It is an interesting predicament in the weather community when the official baseline for forecasts, or U.S. Climate Normals, creates more ambiguity than certainty. The Normals, released this past spring by the National Oceanic and Atmospheric Administration and the World Meteorological Organization are decadal updates to the 30-year averages for both temperatures, precipitation and other variables. Meteorologists use them as baselines for forecasts and data for weather models. While the use of Normals has been around for nearly 75 years, this time meteorologists must account for the “abnormal” being the new normal. For example, in some months, temperatures in the new set of Normals are as much as three degrees Fahrenheit warmer in some U.S. locations over the previous set of Normals. Further, the last decade includes the warmest seven years on record for the globe.
While the overall temperature baseline is higher over the previous 30 years, the biggest portion of that increase occurred during the most recent decade.
The Normals data comes from almost 15,000 U.S. weather stations and track annual/seasonal, monthly, daily, and hourly averages and statistics for temperature, precipitation and other variables. The averages are updated every 10 years and now reflect those from the 1991-2020 period. While some of the recent updates are minuscule, the fastest-warming places are seeing a real bump in averages that could make some forecasts seem confusing and pose a challenge to meteorologists, with larger differences in winter and smaller differences in summer. These changes will make the temperature anomaly maps or charts will look cooler against the new set of Normals since the baseline is higher.

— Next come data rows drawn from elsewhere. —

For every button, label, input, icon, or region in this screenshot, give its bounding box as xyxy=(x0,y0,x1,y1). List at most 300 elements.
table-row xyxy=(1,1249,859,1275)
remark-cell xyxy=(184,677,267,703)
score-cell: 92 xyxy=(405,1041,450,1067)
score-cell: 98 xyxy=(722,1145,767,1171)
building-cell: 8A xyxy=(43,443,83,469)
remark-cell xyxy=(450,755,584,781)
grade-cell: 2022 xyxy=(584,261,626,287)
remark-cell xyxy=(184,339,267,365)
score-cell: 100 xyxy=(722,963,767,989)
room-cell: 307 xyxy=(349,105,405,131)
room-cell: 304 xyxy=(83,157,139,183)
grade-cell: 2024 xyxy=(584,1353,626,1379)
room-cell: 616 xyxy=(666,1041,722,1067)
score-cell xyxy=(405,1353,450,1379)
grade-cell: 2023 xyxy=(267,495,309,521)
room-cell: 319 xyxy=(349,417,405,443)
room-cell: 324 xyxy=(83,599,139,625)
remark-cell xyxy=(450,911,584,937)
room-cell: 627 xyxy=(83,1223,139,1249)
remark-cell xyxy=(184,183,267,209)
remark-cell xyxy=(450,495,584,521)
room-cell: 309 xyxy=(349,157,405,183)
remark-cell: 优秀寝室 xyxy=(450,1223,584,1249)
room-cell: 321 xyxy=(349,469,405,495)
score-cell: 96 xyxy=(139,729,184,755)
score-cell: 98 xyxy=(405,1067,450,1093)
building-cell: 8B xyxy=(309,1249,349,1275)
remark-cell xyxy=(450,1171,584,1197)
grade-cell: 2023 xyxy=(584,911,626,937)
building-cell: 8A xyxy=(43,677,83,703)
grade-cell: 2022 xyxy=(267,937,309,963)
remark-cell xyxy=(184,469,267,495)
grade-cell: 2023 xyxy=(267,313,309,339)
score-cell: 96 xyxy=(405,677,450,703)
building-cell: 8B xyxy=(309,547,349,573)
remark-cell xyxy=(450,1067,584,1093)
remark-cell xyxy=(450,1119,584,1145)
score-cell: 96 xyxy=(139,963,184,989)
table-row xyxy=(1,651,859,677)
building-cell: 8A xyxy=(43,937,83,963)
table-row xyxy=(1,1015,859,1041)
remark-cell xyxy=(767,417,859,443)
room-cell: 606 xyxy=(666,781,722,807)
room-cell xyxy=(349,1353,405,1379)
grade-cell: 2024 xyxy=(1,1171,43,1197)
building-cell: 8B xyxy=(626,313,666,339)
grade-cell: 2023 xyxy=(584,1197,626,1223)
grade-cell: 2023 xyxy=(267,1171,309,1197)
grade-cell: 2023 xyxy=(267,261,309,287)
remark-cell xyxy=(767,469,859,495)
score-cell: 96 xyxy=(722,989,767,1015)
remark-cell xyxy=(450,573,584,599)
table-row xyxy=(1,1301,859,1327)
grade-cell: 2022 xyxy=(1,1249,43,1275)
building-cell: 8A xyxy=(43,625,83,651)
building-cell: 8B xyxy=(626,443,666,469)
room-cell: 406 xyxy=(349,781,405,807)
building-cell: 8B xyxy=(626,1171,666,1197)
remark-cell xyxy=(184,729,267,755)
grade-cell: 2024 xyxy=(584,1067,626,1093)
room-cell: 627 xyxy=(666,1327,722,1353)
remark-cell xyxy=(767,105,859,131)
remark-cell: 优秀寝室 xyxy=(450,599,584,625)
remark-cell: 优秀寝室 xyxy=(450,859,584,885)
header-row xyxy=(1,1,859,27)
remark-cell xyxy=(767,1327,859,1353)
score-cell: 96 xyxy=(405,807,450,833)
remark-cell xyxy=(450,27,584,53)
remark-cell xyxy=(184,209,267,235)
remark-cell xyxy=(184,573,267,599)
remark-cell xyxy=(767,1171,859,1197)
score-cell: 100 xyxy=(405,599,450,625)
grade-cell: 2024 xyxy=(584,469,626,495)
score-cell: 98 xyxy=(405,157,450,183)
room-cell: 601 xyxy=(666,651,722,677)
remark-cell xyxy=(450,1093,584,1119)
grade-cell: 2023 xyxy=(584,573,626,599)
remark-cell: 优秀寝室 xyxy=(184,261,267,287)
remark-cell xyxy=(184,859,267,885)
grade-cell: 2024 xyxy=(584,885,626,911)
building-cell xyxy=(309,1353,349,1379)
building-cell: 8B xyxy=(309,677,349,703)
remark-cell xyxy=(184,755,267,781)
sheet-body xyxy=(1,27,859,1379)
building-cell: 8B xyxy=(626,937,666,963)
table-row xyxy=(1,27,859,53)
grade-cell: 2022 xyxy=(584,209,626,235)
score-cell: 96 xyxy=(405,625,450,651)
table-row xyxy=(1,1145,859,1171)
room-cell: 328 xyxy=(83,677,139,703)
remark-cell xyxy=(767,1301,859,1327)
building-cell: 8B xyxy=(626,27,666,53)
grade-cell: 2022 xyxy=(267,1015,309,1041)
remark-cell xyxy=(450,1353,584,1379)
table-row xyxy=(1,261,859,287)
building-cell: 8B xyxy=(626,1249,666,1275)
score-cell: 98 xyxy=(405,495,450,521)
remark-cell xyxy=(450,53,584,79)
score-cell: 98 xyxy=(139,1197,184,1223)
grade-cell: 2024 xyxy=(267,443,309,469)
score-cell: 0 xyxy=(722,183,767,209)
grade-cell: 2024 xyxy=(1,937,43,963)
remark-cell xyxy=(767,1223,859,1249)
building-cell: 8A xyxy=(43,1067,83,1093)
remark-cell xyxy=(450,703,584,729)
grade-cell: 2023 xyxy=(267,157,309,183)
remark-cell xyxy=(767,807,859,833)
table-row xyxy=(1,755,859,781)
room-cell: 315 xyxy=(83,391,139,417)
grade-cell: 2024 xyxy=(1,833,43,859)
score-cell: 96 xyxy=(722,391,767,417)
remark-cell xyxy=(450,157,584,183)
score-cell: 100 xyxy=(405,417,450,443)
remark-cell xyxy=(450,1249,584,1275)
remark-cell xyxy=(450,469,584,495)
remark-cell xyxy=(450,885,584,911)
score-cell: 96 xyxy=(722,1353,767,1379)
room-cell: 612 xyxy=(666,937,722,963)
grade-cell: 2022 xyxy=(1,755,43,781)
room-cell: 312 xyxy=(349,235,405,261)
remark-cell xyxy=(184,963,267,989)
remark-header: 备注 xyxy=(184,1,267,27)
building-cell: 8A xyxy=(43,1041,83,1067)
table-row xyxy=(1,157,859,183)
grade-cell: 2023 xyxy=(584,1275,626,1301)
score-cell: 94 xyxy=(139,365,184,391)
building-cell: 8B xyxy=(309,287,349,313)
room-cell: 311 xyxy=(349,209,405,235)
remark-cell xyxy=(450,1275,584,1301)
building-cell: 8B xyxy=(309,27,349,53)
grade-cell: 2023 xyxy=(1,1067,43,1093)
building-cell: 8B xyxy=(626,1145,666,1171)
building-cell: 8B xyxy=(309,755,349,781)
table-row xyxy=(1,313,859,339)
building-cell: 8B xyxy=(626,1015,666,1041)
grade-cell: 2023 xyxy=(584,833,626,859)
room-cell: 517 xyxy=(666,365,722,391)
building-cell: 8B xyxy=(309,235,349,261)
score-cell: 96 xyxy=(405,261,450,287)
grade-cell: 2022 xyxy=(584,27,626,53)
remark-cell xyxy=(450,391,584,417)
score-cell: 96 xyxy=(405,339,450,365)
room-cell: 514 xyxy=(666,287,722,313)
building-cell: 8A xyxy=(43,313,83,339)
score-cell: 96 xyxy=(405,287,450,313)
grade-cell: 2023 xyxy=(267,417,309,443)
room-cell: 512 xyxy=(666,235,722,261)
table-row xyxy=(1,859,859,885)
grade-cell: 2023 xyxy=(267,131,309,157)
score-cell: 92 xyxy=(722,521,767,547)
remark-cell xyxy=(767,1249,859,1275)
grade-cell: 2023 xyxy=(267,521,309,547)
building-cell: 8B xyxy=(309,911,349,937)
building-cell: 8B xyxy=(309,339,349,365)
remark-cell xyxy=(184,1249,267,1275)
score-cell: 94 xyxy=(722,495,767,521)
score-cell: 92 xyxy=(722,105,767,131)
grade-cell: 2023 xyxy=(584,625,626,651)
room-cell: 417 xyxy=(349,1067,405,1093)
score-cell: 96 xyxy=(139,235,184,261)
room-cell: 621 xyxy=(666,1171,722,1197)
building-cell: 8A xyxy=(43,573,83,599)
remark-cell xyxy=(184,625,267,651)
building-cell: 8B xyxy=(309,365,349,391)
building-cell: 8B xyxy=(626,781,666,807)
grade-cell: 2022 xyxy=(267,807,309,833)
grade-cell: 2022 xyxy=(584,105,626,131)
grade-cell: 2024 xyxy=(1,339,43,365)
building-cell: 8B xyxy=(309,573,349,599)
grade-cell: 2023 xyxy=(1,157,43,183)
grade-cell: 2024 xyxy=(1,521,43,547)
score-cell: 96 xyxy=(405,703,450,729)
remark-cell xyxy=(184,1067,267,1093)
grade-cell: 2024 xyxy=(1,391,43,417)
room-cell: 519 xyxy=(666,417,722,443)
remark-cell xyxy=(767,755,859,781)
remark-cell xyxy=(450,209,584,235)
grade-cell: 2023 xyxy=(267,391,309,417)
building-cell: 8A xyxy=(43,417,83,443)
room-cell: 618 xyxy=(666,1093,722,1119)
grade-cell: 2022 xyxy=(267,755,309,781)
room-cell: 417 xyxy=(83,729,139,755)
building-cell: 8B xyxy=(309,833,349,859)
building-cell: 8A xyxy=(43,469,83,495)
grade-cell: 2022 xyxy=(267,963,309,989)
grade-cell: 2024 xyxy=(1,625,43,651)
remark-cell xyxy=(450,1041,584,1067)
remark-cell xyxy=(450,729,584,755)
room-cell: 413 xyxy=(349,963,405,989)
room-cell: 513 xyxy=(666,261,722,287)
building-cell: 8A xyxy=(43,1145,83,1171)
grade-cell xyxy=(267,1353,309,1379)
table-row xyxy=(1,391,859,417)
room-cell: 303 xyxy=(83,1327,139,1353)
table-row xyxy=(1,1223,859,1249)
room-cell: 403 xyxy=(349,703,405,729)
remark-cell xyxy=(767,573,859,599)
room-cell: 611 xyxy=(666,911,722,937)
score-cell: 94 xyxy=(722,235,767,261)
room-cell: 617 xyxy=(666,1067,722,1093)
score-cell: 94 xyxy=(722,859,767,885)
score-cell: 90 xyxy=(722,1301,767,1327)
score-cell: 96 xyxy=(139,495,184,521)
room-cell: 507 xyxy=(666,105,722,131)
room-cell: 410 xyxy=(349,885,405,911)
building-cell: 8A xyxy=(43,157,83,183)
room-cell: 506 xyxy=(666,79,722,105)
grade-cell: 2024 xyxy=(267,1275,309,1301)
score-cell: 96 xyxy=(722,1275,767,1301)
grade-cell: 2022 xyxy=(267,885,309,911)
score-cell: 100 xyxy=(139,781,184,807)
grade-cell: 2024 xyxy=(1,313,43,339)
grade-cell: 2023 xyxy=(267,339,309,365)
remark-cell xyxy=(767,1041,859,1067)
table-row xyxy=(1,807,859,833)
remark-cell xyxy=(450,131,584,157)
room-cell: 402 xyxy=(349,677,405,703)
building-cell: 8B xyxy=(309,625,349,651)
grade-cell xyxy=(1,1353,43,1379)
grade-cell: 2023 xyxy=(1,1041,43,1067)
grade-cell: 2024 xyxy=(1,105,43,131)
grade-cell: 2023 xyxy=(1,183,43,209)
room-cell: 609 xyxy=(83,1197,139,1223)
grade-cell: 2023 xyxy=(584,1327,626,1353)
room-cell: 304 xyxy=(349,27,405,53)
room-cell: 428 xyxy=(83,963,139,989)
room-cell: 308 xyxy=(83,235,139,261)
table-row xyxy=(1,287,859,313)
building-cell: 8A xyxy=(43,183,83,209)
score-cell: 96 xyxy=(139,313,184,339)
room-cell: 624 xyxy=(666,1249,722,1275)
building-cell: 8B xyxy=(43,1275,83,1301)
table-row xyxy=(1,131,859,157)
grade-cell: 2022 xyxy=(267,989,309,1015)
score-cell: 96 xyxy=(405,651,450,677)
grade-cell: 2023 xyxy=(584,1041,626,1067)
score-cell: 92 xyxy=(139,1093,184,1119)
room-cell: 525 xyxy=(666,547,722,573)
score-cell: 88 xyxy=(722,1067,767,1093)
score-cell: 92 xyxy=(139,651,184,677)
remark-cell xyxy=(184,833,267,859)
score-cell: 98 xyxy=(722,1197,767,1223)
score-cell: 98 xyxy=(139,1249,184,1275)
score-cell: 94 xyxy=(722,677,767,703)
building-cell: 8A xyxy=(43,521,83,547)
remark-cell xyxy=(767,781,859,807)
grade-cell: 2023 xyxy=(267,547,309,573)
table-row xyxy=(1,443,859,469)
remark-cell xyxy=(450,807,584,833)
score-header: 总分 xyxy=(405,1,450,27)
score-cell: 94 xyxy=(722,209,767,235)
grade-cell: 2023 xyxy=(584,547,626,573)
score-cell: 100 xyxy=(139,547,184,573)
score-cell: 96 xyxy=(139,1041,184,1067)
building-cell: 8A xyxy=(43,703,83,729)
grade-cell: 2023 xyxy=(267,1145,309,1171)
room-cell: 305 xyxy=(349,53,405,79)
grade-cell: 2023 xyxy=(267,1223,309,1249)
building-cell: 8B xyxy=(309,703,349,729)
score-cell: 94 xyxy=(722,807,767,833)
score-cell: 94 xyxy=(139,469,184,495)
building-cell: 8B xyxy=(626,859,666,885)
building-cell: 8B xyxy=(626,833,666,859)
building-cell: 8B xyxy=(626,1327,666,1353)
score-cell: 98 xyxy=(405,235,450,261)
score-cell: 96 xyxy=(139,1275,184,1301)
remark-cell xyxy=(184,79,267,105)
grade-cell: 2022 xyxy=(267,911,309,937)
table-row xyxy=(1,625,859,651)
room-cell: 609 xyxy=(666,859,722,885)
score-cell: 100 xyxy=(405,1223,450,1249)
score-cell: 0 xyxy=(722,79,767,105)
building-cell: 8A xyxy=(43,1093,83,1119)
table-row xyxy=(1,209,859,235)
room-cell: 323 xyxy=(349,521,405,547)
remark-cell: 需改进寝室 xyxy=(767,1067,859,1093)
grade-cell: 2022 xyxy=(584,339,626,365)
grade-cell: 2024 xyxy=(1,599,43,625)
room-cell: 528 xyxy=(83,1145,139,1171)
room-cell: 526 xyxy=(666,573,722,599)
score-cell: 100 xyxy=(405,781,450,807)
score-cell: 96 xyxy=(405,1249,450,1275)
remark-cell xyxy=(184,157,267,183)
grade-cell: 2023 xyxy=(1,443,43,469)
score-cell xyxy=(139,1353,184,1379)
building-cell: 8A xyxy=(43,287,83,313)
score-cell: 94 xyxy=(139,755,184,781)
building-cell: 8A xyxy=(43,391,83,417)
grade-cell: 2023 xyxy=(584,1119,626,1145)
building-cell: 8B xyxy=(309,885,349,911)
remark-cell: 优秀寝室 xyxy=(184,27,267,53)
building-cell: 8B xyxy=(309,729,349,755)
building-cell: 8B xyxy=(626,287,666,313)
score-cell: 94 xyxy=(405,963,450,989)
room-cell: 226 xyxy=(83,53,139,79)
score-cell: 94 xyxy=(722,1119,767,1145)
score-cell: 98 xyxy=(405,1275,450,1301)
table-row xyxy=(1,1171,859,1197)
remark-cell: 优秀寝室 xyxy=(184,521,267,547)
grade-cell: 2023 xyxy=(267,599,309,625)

With this new baseline shifting to higher temperatures for most areas of the country, forecasters will likely not be pointing out as many above-normal days as before. In fact, some days that were once considered hotter than normal may now be categorized as cooler than normal when compared to the new normal baseline. It’ll be important for forecasters to educate audiences about this shift in what we know as normal and how the average temperatures have changed.
For example, if a user compared a given forecast to the European Centre for Medium-Range Weather Forecasts climate model forecast, and one showed anomalies relative to the old normal baseline and one relative to the new normal baseline, the two forecasts might appear different yet actually be the same. One forecast could show a warmer than normal temperature outlook relative to the old 1981-2010 period average, and the other forecast could depict below normal temperatures relative to the 1991-2020 period average. Yet, in both instances, the actual absolute temperature forecast might be identical.
While these challenges with using Normals exist, the updates are critical for helping businesses plan as it’s important to have the most recent data reflecting the current risks. For example, energy companies and utilities benefit from having accurate insights into extreme heat and cold to predict gas and electricity supply and demand and make the related rate changes necessary most accurately. Other industries benefit from these insights as well, for example in construction, having insights into high-precipitation days can help them set schedules with appropriate weather delays built in. And in agriculture having the most current data on “normal” drives decisions on what crops and varieties are planted.
The meteorological community relies heavily on the Normals as an essential forecasting tool to help users make crucial economic and public can safety decisions beyond just a standard weather forecast. Forecasters around the world work will need to take extra measures to ensure that there is context to these “abnormal” Normals so the public and business users of this data can make the correct decisions.